Charles's Law Formula: V₁/T₁ = V₂/T₂
The Expansion of Gases: A Guide to Charles's Law
Charles's Law, another of the fundamental gas laws, describes the relationship between the volume and the temperature of a gas. Formulated by the French scientist Jacques Charles in the 1780s, the law states that for a fixed amount of a gas at a constant pressure, the volume of the gas is directly proportional to its absolute temperature. This means that as you heat a gas, its volume will increase, and as you cool it, its volume will decrease. This is a linear relationship—if you double the absolute temperature of a gas, you will double its volume, provided the pressure does not change.

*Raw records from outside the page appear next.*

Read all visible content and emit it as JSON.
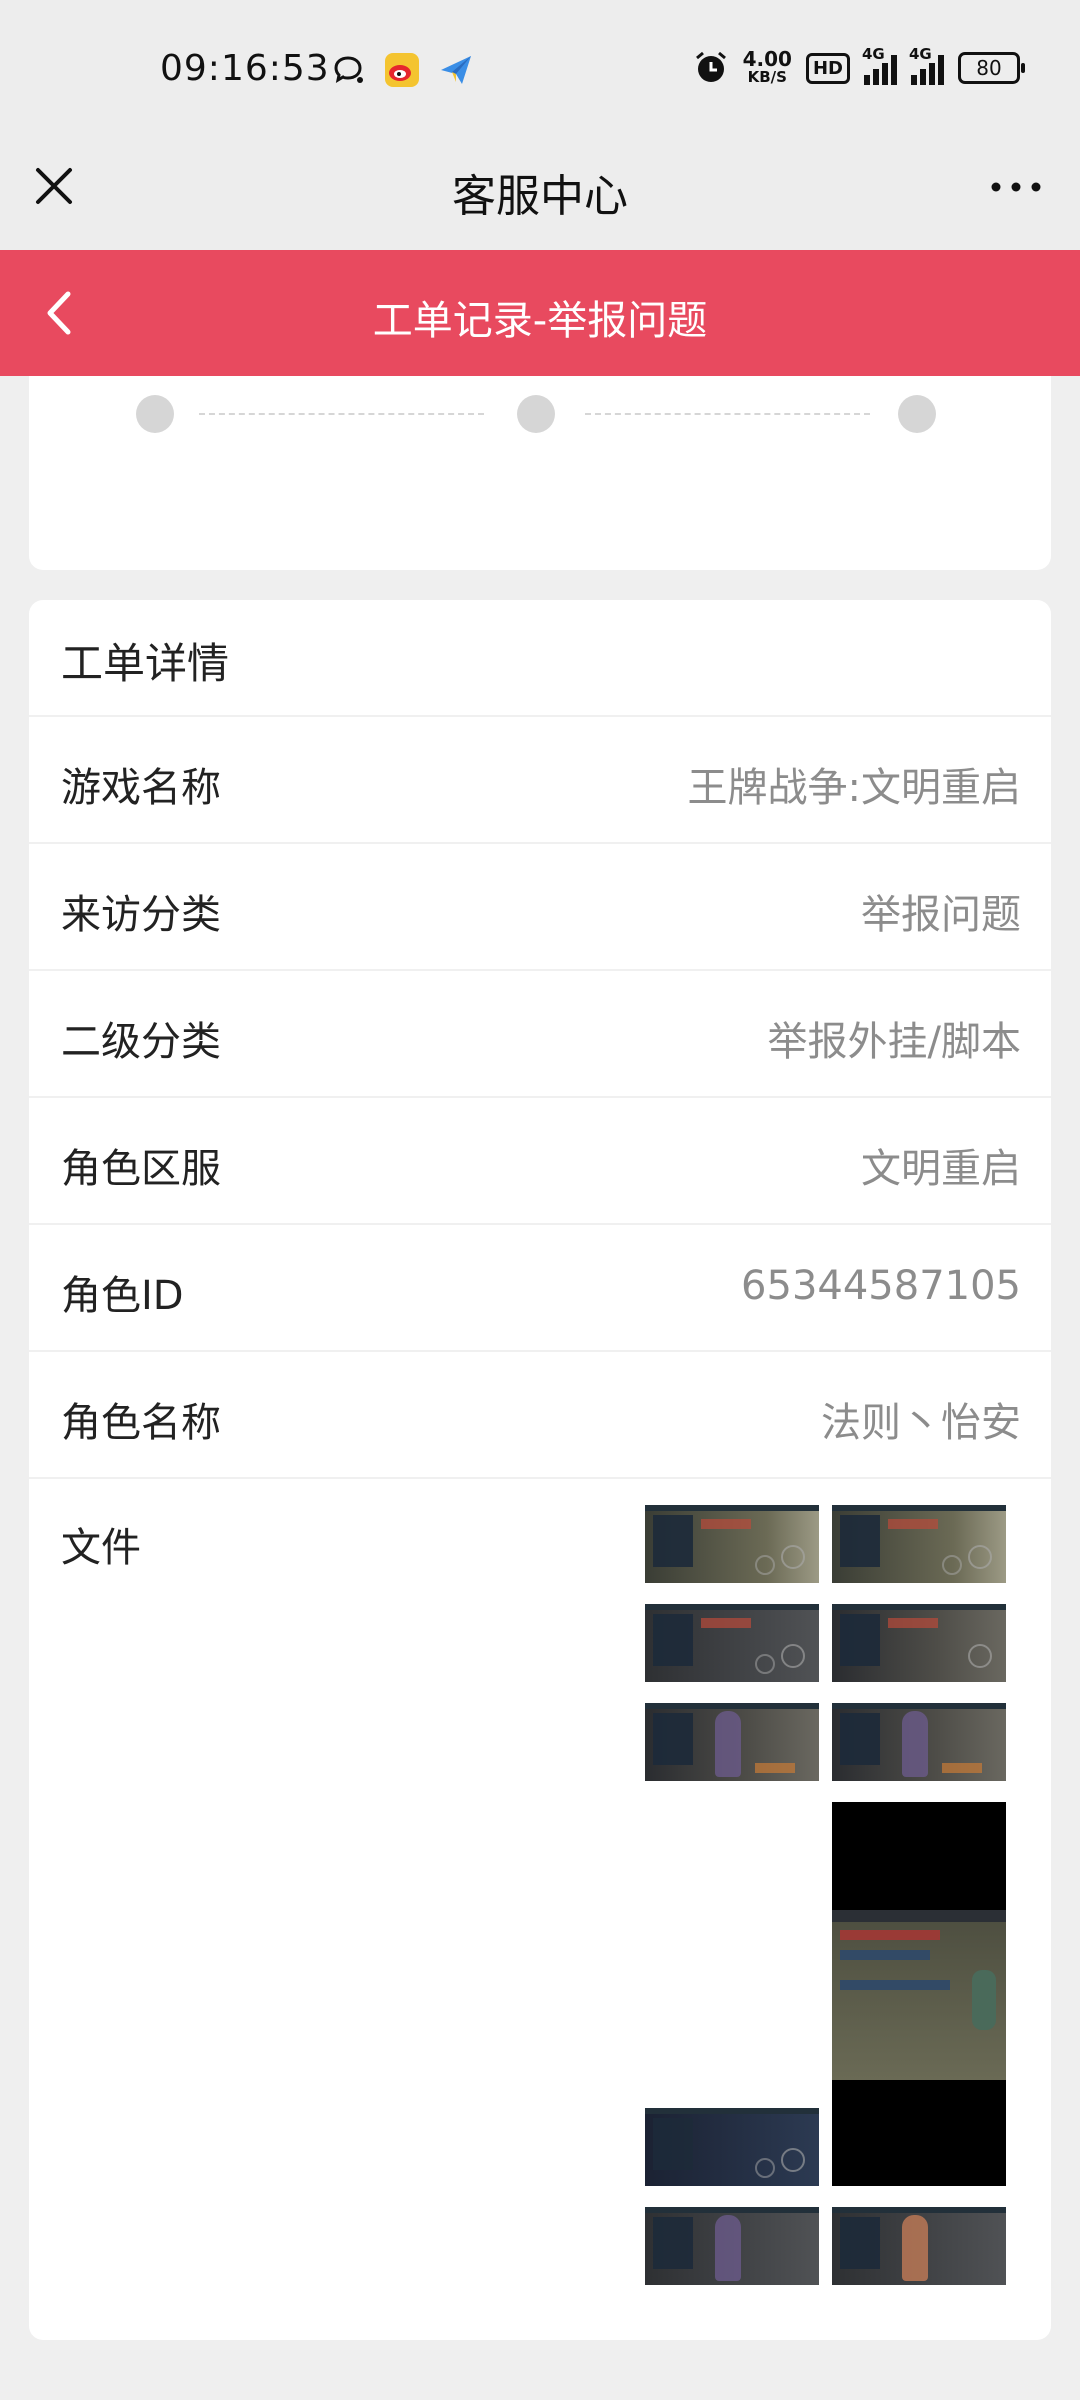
{
  "status_bar": {
    "time": "09:16:53",
    "net_speed_value": "4.00",
    "net_speed_unit": "KB/S",
    "hd_label": "HD",
    "signal_1_label": "4G",
    "signal_2_label": "4G",
    "battery": "80",
    "left_icons": [
      "chat-bubble-icon",
      "weibo-icon",
      "paper-plane-icon"
    ],
    "right_icons": [
      "alarm-icon",
      "hd-icon",
      "signal-icon",
      "signal-icon",
      "battery-icon"
    ]
  },
  "nav": {
    "title": "客服中心",
    "close_icon": "close-icon",
    "more_icon": "more-icon"
  },
  "header": {
    "title": "工单记录-举报问题",
    "back_icon": "chevron-left-icon",
    "accent_color": "#e84a5f"
  },
  "detail": {
    "heading": "工单详情",
    "rows": [
      {
        "label": "游戏名称",
        "value": "王牌战争:文明重启"
      },
      {
        "label": "来访分类",
        "value": "举报问题"
      },
      {
        "label": "二级分类",
        "value": "举报外挂/脚本"
      },
      {
        "label": "角色区服",
        "value": "文明重启"
      },
      {
        "label": "角色ID",
        "value": "65344587105"
      },
      {
        "label": "角色名称",
        "value": "法则丶怡安"
      }
    ],
    "files_label": "文件"
  }
}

A simple, everyday example of this is a balloon. If you take an inflated balloon from a warm room into the cold outdoors, you will notice it shrink slightly. The gas inside the balloon has cooled, its molecules move less vigorously, and it occupies less volume. If you bring it back inside, it will expand back to its original size. Charles's Law is a cornerstone of thermodynamics and is essential for understanding how engines work, how hot air balloons fly, and why it's important to check your car's tire pressure in different seasons. This calculator makes it easy to solve for any of the variables in the Charles's Law equation, providing a simple way to explore this direct relationship between volume and temperature.
The Charles's Law Formula
The direct relationship between volume (V) and absolute temperature (T) can be expressed mathematically. Since their ratio is a constant (k), we can write:
V / T = k
This leads to the more commonly used form of the law, which compares the initial and final states of a gas:
V₁/T₁ = V₂/T₂
Where:
- V₁ is the initial volume of the gas.
- T₁ is the initial absolute temperature of the gas.
- V₂ is the final volume of the gas.
- T₂ is the final absolute temperature of the gas.
Crucially, the temperature must be expressed in an absolute scale, such as Kelvin (K) or Rankine (°R), for this law to work. The calculation will not be correct if you use Celsius or Fahrenheit directly, as these scales have arbitrary zero points.
Absolute Zero and the Kelvin Scale
Charles's Law played a key role in the discovery of the concept of absolute zero. If you plot the volume of a gas versus its temperature, you get a straight line. If you extrapolate this line backwards, you find that the volume of the gas would theoretically reach zero at a temperature of -273.15°C. This temperature was recognized as the absolute coldest possible temperature, where all molecular motion ceases. This led to the development of the Kelvin scale, where 0 K is set at this absolute zero. Therefore, to use Charles's Law, you must convert any Celsius temperatures to Kelvin by adding 273.15 (K = °C + 273.15).
Charles's Law and the Ideal Gas Law
Like Boyle's Law, Charles's Law is a specific case of the more general Ideal Gas Law, PV = nRT. Charles's Law applies when the amount of gas (n) and the pressure (P) are held constant. In this scenario, the volume V becomes directly proportional to the temperature T.